16. The pronunciation assessment device of any one of claims 9 to 15, wherein the first assessment module is provided with a cross entropy criterion CE model, which is specifically configured to obtain a time boundary corresponding to at least one audio data segment and an acoustic likelihood within the corresponding time boundary.

17. A computer-readable storage medium storing program code which, when executed by a processor, implements a method according to one of claims 1 to 8.

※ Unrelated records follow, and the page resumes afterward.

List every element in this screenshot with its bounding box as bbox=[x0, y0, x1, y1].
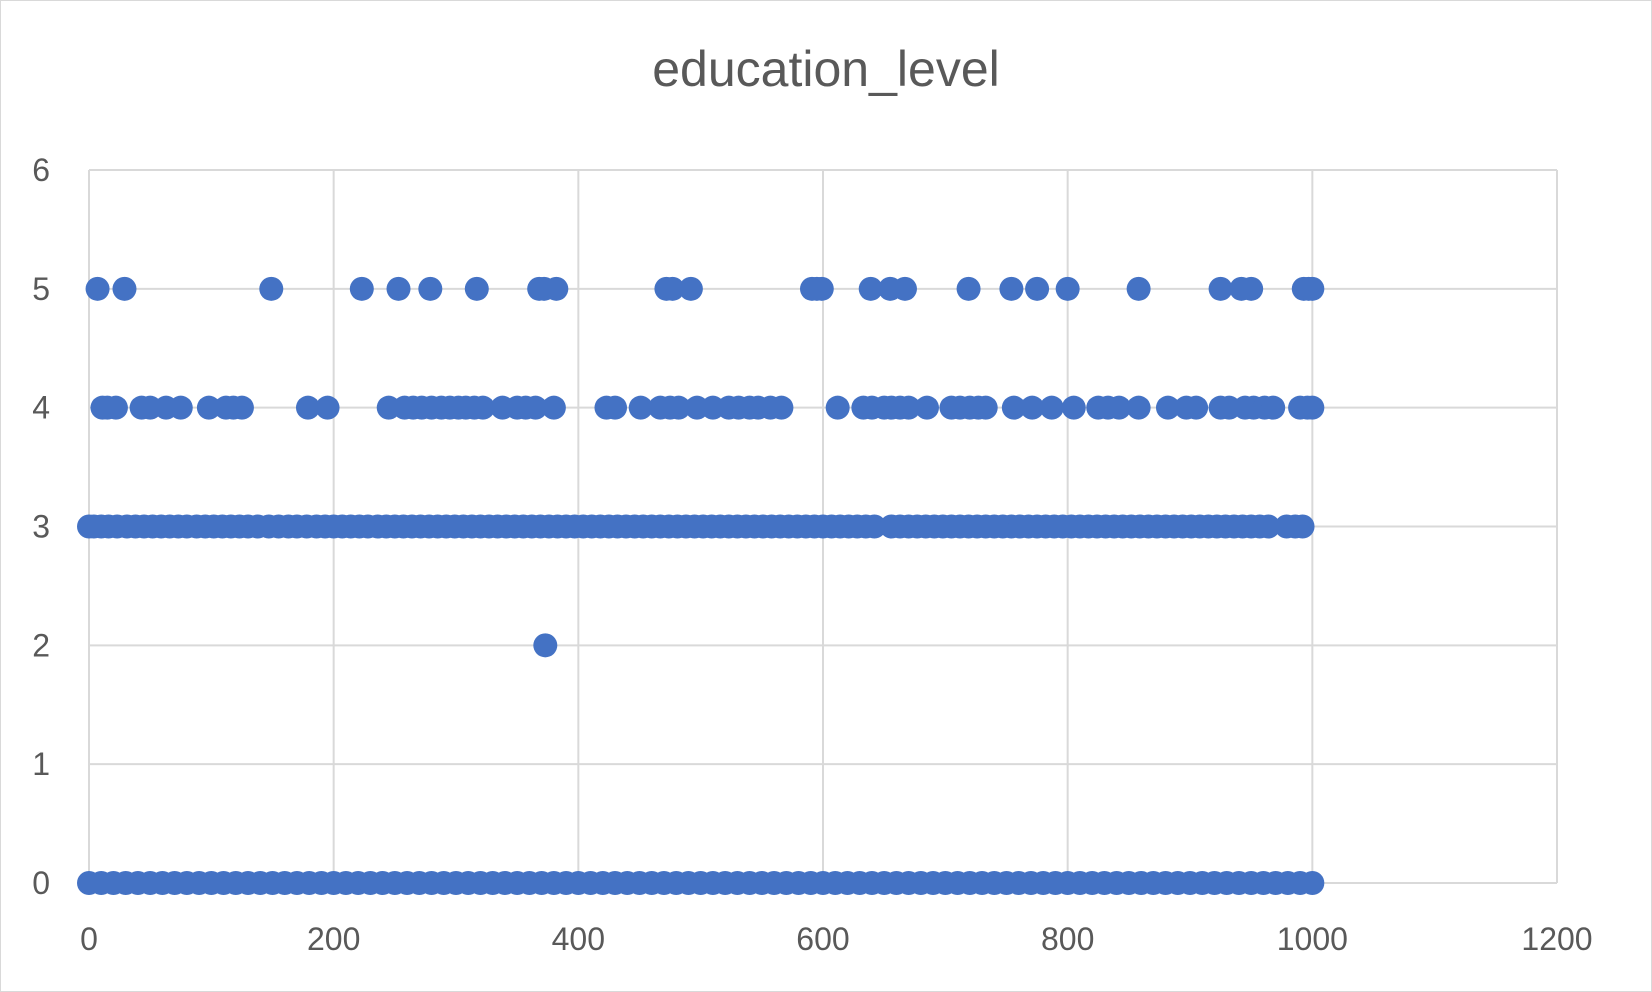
data-point bbox=[1208, 276, 1233, 301]
data-point bbox=[809, 276, 834, 301]
x-tick-label: 200 bbox=[307, 921, 360, 957]
data-point bbox=[892, 276, 917, 301]
y-tick-label: 5 bbox=[32, 271, 50, 307]
y-tick-label: 4 bbox=[32, 390, 50, 426]
data-point bbox=[678, 276, 703, 301]
data-point bbox=[1001, 395, 1026, 420]
data-point bbox=[349, 276, 374, 301]
data-point bbox=[825, 395, 850, 420]
data-point bbox=[1126, 395, 1151, 420]
data-point bbox=[315, 395, 340, 420]
data-point bbox=[1239, 276, 1264, 301]
data-point bbox=[386, 276, 411, 301]
data-point bbox=[470, 395, 495, 420]
y-tick-label: 2 bbox=[32, 627, 50, 663]
data-point bbox=[464, 276, 489, 301]
data-point bbox=[544, 276, 569, 301]
data-point bbox=[229, 395, 254, 420]
data-point bbox=[1300, 395, 1325, 420]
data-point bbox=[1261, 395, 1286, 420]
data-point bbox=[1184, 395, 1209, 420]
data-point bbox=[1039, 395, 1064, 420]
data-point bbox=[523, 395, 548, 420]
data-point bbox=[103, 395, 128, 420]
data-point bbox=[533, 633, 558, 658]
data-point bbox=[1107, 395, 1132, 420]
data-point bbox=[1055, 276, 1080, 301]
data-point bbox=[1025, 276, 1050, 301]
x-tick-label: 400 bbox=[552, 921, 605, 957]
data-point bbox=[418, 276, 443, 301]
data-point bbox=[769, 395, 794, 420]
x-tick-label: 600 bbox=[796, 921, 849, 957]
y-tick-label: 1 bbox=[32, 746, 50, 782]
data-point bbox=[196, 395, 221, 420]
data-point bbox=[858, 276, 883, 301]
data-point bbox=[1155, 395, 1180, 420]
data-point bbox=[1300, 276, 1325, 301]
data-point bbox=[628, 395, 653, 420]
data-point bbox=[1061, 395, 1086, 420]
x-tick-label: 0 bbox=[80, 921, 98, 957]
y-tick-label: 3 bbox=[32, 509, 50, 545]
x-tick-label: 800 bbox=[1041, 921, 1094, 957]
data-point bbox=[999, 276, 1024, 301]
y-tick-label: 0 bbox=[32, 865, 50, 901]
x-tick-label: 1000 bbox=[1277, 921, 1348, 957]
data-point bbox=[1300, 871, 1325, 895]
data-point bbox=[603, 395, 628, 420]
y-tick-label: 6 bbox=[32, 152, 50, 188]
data-point bbox=[956, 276, 981, 301]
data-point bbox=[1126, 276, 1151, 301]
data-point bbox=[862, 514, 887, 539]
data-point bbox=[1256, 514, 1281, 539]
x-tick-label: 1200 bbox=[1521, 921, 1592, 957]
data-point bbox=[914, 395, 939, 420]
data-point bbox=[85, 276, 110, 301]
chart-title: education_level bbox=[652, 41, 1000, 97]
data-point bbox=[259, 276, 284, 301]
data-point bbox=[541, 395, 566, 420]
data-point bbox=[660, 276, 685, 301]
data-point bbox=[1290, 514, 1315, 539]
data-point bbox=[112, 276, 137, 301]
data-point bbox=[295, 395, 320, 420]
data-point bbox=[1020, 395, 1045, 420]
data-point bbox=[896, 395, 921, 420]
data-point bbox=[666, 395, 691, 420]
data-point bbox=[973, 395, 998, 420]
data-point bbox=[168, 395, 193, 420]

18. A computing device comprising a processor and a storage medium storing program code which, when executed by the processor, implements the method of one of claims 1 to 8.

Claims

1. A pronunciation assessment method, comprising:

2. The method of claim 1, further comprising:

and determining pronunciation error correction content pushed to the user based on the phoneme to be corrected and/or the adjusted score, wherein the pronunciation error correction content is used for instructing the user to perform improved exercise on the phoneme to be corrected.

3. The method according to claim 1 or 2, wherein a phoneme recognition network is used to obtain the phoneme feature sequence to be tested corresponding to at least one audio data segment.

4. The method of claim 3, wherein the phoneme recognition network is constructed from at least one word in the content being assessed, a pronunciation dictionary, and the confusing phoneme table; and is

according to the time boundary, the phoneme feature sequence to be detected corresponding to each word in at least one audio data segment and the standard phoneme feature sequence corresponding to the word are subjected to editing distance alignment to obtain distinguished phoneme information;

7. The method of any one of claims 1 to 6, wherein the cross-entropy criterion CE model is used to obtain the time boundaries corresponding to at least one audio data segment and the acoustic likelihoods within the respective time boundaries.

8. A pronunciation assessment device, comprising:

the extraction module is configured to extract at least one audio data segment from the audio to be tested of the pronunciation of the user for the content to be evaluated;

the second evaluation module is configured to acquire a phoneme feature sequence to be tested corresponding to at least one audio data segment; identifying a phoneme to be corrected which is inconsistent with the standard phoneme feature sequence of the evaluation content from the phoneme feature sequence to be detected based on the time boundary, the confusion phoneme table and a threshold value corresponding to the confusion phoneme;

9. A computer-readable storage medium storing program code which, when executed by a processor, implements a method according to one of claims 1 to 7.

10. A computing device comprising a processor and a storage medium storing program code which, when executed by the processor, implements the method of one of claims 1 to 7.